This is what victory looks like.
Ever since I discovered Eric Nies and his impossibly chiseled abs on television as an 11-year-old, I knew that MTV was the place for childhood wonderment. The series he sometimes-hosted was called "The Grind," and while the show's set would probably now look like a scene from a sleezy Saturday night in Seaside (sorry, guys), I was young, sprite, and believed the network to be the place where girls who'd just grown into their disproportionately large ears and nose could go and shimmy their hips while wearing denim mini skirts on the beach. MTV wasn't this abstract and intangible cable channel stationed in a far away land manned by chocolate-covered gumdrops; rather, it was an actual person, place, and thing (later when deciding to be a journalist I'd learn that this is also called a noun). I wanted to go to there.

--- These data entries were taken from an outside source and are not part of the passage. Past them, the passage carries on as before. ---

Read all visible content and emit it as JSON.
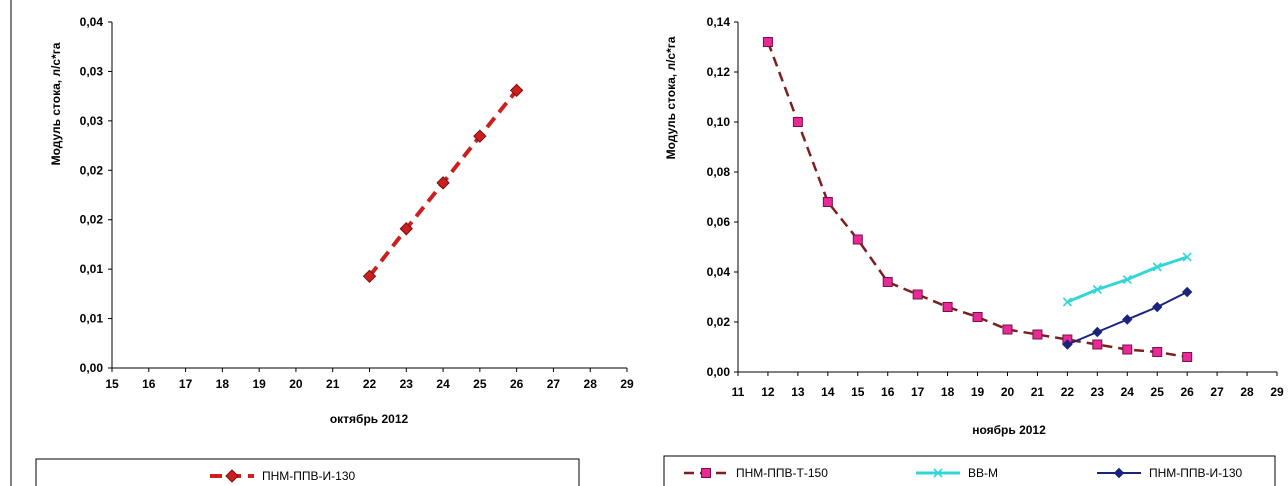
{
  "colors": {
    "series_left": "#CC1F1F",
    "series_dark_red": "#7B1F1F",
    "marker_magenta": "#E8299A",
    "series_cyan": "#33D6D6",
    "series_navy": "#1A237E"
  },
  "chart_data": [
    {
      "type": "line",
      "title": "",
      "xlabel": "октябрь 2012",
      "ylabel": "Модуль стока, л/с*га",
      "xlim": [
        15,
        29
      ],
      "ylim": [
        0,
        0.04
      ],
      "x_ticks": [
        "15",
        "16",
        "17",
        "18",
        "19",
        "20",
        "21",
        "22",
        "23",
        "24",
        "25",
        "26",
        "27",
        "28",
        "29"
      ],
      "y_ticks": [
        "0,00",
        "0,01",
        "0,01",
        "0,02",
        "0,02",
        "0,03",
        "0,03",
        "0,04"
      ],
      "grid": false,
      "legend_position": "bottom",
      "series": [
        {
          "name": "ПНМ-ППВ-И-130",
          "marker": "diamond",
          "line_style": "dashed",
          "x": [
            22,
            23,
            24,
            25,
            26
          ],
          "y": [
            0.0106,
            0.0161,
            0.0214,
            0.0268,
            0.0321
          ]
        }
      ]
    },
    {
      "type": "line",
      "title": "",
      "xlabel": "ноябрь 2012",
      "ylabel": "Модуль стока, л/с*га",
      "xlim": [
        11,
        29
      ],
      "ylim": [
        0,
        0.14
      ],
      "x_ticks": [
        "11",
        "12",
        "13",
        "14",
        "15",
        "16",
        "17",
        "18",
        "19",
        "20",
        "21",
        "22",
        "23",
        "24",
        "25",
        "26",
        "27",
        "28",
        "29"
      ],
      "y_ticks": [
        "0,00",
        "0,02",
        "0,04",
        "0,06",
        "0,08",
        "0,10",
        "0,12",
        "0,14"
      ],
      "grid": false,
      "legend_position": "bottom",
      "series": [
        {
          "name": "ПНМ-ППВ-Т-150",
          "marker": "square",
          "line_style": "dashed",
          "x": [
            12,
            13,
            14,
            15,
            16,
            17,
            18,
            19,
            20,
            21,
            22,
            23,
            24,
            25,
            26
          ],
          "y": [
            0.132,
            0.1,
            0.068,
            0.053,
            0.036,
            0.031,
            0.026,
            0.022,
            0.017,
            0.015,
            0.013,
            0.011,
            0.009,
            0.008,
            0.006
          ]
        },
        {
          "name": "ВВ-М",
          "marker": "x",
          "line_style": "solid",
          "x": [
            22,
            23,
            24,
            25,
            26
          ],
          "y": [
            0.028,
            0.033,
            0.037,
            0.042,
            0.046
          ]
        },
        {
          "name": "ПНМ-ППВ-И-130",
          "marker": "diamond",
          "line_style": "solid",
          "x": [
            22,
            23,
            24,
            25,
            26
          ],
          "y": [
            0.011,
            0.016,
            0.021,
            0.026,
            0.032
          ]
        }
      ]
    }
  ]
}
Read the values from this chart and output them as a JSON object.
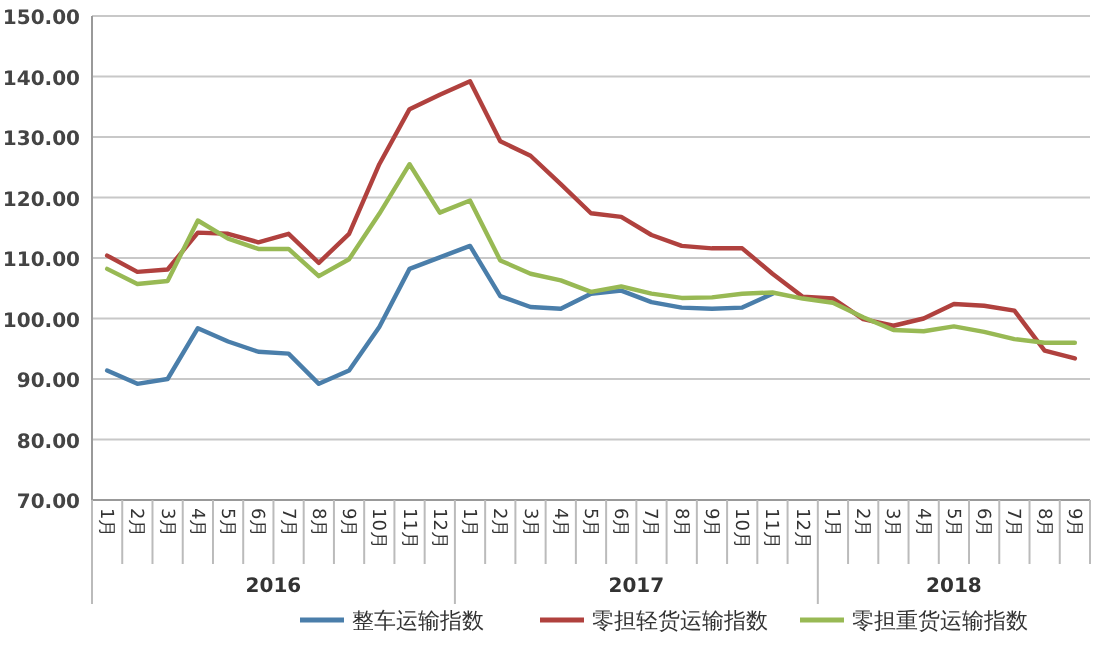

So I did. For many moons, I scribbled posts about Hillzian-in-Chief Lauren Conrad and her rise to world domination (which also included the collapse of Spencer Pratt, who once threatened to investigate me over Twitter [it took me 20 minutes to find proof of this]), live-tweeted "Jersey Shore" episodes from the privacy of my Barbie-sized toilet, and once believed that, after working into the wee hours of the night for the 2010 Video Music Awards and losing all sense of spatial direction, I'd certainly meet my fate if I ingested One. More. Energy Drink. (This single sip won't kill me, I'd say.)
But now it's my time to bow out from the magical world of Remote Control, led by a phenom once-named Control Freak (she dropped some letters and now goes by Lisa). Sadly, many of you won't care about my departure and I can't blame you--ever since this kid showed up he's put my writing chops to shame--but I'd feel remiss if I didn't explain why you'll see my name appear on the blog less frequently. That, friends, would just be bad internet.